A linha de motos avançava, seguimos na direção da Praça 4 de Julho, e quando as motos da polícia apontaram na esquina, atravessamos para o aterro. Os policias atiravam indiscriminadamente, três bombas caíram no lugar onde estávamos há segundos. A Cinelândia estava tomada de fumaça e policiais. A Rio Branco era um cenário de guerra civil.

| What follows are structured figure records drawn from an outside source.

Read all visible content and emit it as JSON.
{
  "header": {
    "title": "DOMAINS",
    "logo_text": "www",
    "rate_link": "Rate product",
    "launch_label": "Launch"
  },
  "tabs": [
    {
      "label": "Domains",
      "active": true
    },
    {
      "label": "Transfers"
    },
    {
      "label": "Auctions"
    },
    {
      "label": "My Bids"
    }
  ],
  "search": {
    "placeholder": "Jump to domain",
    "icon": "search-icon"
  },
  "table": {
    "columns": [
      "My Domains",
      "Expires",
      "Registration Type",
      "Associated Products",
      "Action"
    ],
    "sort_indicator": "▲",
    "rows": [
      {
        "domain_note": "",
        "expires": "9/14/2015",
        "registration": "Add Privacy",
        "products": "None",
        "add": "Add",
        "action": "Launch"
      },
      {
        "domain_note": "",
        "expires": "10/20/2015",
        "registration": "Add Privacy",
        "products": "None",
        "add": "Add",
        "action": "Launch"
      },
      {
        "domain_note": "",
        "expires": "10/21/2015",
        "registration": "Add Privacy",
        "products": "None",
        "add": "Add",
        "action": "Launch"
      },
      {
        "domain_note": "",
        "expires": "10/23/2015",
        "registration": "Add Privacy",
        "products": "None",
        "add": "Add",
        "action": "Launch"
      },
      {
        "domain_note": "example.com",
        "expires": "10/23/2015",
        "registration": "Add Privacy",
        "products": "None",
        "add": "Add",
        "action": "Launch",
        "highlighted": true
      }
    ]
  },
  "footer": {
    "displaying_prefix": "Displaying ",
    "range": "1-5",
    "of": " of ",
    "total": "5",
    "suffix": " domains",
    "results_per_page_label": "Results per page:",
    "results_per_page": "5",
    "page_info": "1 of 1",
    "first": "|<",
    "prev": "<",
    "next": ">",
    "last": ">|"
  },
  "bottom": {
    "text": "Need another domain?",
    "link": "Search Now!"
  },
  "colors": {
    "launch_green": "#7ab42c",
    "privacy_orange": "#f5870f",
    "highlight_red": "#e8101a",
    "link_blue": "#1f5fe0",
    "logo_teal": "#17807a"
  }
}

Desistimos de tentar voltar à manifestação, se ainda havia manifestação. Já se aproximava das 22h. Caminhamos em direção à Glória, pensando em pegar metrô lá. A entrada da estação estava tomada de gente. Alice me liga, está a uma quadra dali, no boteco da esquina da Cândido Mendes. Vamos até lá, as mesas cheias, muita gente de pé, Alice, Abib, Michel, Pedroca. Alice diz "foi tenso". Estou ali há menos de cinco minutos quando alguém grita "lá vem eles", todos automaticamente levantam e correm, atravesso a rua e vejo uma bomba de gás explodindo no meio da multidão que tentava entrar no metrô para sair dali. A farmácia e os bares baixam as portas de ferro, caminhamos até a Praia do Flamengo. As motos da polícia nos seguem. Uma menina chora e diz "me deixa ir embora, eu tô com medo". Uma viatura passa devagar por nós, a porta do passageiro aberta, o policial com uma bomba na mão. As pessoas se aglomeram em um ponto de ônibus, dizem "filhos da puta, fascistas". A viatura passa, seguida por muitas motos.

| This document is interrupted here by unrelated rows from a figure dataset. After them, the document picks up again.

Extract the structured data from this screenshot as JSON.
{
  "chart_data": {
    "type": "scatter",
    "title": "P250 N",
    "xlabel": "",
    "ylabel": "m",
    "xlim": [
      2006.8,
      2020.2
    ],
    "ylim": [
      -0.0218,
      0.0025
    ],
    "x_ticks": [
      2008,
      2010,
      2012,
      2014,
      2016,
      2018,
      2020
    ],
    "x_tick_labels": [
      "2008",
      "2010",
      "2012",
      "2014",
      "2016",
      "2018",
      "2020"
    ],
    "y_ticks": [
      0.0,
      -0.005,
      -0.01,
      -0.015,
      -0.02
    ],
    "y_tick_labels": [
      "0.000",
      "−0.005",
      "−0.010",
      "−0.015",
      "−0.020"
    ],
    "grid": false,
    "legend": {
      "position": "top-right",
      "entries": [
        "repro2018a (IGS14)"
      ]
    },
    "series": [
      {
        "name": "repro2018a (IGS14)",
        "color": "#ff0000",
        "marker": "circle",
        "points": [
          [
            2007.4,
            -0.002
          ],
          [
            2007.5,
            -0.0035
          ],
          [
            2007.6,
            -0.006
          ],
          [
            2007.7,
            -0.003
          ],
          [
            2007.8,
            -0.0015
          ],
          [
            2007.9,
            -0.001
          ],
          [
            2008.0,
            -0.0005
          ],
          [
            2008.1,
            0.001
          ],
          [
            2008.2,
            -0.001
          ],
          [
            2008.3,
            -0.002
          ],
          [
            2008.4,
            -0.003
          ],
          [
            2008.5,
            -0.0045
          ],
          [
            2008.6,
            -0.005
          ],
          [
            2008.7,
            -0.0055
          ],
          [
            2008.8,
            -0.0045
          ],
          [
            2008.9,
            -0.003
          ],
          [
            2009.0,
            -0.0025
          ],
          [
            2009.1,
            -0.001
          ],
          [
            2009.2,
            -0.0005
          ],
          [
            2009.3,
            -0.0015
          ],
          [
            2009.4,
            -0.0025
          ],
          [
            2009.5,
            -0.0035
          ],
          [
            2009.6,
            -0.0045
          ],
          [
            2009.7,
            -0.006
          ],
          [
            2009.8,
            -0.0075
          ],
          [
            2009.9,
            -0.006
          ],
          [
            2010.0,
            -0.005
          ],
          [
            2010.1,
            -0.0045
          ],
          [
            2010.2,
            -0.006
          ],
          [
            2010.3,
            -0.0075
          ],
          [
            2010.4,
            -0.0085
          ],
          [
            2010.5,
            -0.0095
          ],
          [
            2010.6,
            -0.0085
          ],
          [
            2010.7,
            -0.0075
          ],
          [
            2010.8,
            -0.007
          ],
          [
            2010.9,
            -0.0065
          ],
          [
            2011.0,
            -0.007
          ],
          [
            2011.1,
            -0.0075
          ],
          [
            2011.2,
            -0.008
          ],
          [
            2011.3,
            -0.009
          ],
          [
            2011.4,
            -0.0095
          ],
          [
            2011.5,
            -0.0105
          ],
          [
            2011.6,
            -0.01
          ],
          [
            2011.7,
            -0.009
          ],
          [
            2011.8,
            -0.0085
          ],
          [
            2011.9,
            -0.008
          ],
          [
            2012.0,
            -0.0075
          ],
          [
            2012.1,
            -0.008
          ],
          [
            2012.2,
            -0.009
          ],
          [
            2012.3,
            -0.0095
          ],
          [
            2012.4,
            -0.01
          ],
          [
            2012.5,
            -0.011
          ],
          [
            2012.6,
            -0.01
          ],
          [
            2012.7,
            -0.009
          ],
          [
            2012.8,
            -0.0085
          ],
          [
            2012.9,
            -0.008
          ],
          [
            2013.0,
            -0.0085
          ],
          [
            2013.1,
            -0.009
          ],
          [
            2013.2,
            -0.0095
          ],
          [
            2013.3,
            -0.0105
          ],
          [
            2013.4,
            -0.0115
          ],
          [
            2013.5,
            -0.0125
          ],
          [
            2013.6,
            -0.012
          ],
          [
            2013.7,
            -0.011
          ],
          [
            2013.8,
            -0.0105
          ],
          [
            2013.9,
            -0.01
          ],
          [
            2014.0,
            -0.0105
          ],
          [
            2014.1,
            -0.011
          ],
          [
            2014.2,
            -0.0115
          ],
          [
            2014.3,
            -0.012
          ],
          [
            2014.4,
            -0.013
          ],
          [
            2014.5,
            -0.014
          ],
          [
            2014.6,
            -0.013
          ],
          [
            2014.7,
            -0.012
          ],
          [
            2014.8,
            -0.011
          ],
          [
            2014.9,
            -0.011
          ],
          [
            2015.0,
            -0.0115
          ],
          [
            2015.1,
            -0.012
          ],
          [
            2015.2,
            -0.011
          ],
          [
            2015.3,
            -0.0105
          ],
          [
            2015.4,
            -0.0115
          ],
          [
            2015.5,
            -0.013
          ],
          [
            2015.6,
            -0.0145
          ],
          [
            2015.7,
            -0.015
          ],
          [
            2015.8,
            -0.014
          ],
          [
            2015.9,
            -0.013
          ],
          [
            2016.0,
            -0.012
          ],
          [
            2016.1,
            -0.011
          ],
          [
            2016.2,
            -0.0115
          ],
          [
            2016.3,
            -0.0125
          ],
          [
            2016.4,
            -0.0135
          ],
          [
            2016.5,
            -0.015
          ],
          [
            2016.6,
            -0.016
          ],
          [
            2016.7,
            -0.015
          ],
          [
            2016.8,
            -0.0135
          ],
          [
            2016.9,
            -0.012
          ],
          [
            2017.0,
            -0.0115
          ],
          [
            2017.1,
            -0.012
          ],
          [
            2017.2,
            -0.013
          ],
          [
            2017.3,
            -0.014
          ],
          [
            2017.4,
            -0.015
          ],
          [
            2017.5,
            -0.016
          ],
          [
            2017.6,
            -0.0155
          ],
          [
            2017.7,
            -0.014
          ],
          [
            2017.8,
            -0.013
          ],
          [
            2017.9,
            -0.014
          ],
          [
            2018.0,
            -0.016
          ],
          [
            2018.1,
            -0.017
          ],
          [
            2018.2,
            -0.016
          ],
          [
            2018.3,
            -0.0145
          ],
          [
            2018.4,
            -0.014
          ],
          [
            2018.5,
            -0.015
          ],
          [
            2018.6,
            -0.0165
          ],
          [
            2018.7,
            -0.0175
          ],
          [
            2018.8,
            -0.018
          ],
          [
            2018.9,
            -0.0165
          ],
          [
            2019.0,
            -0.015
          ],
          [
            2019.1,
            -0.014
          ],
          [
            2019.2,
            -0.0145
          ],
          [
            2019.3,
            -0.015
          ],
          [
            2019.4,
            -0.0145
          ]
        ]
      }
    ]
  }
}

Não há táxis, os ônibus passam lotados, sem parar, xingados pelos que ficam nos pontos. Todos parecem exaustos. Ninguém mais ri. Uma adolescente no ponto fala para os amigos, "minha mãe não pára de ligar, ela não sabe que eu vim pra manifestação. Como eu vou embora?"

Eu fico na Praia do Flamengo, esperando seja o que for. Marina, Felipe e Baines seguem na direção do Catete. Um homem passa em uma vespa, buzinando e gritando "amanhã vai ser maior".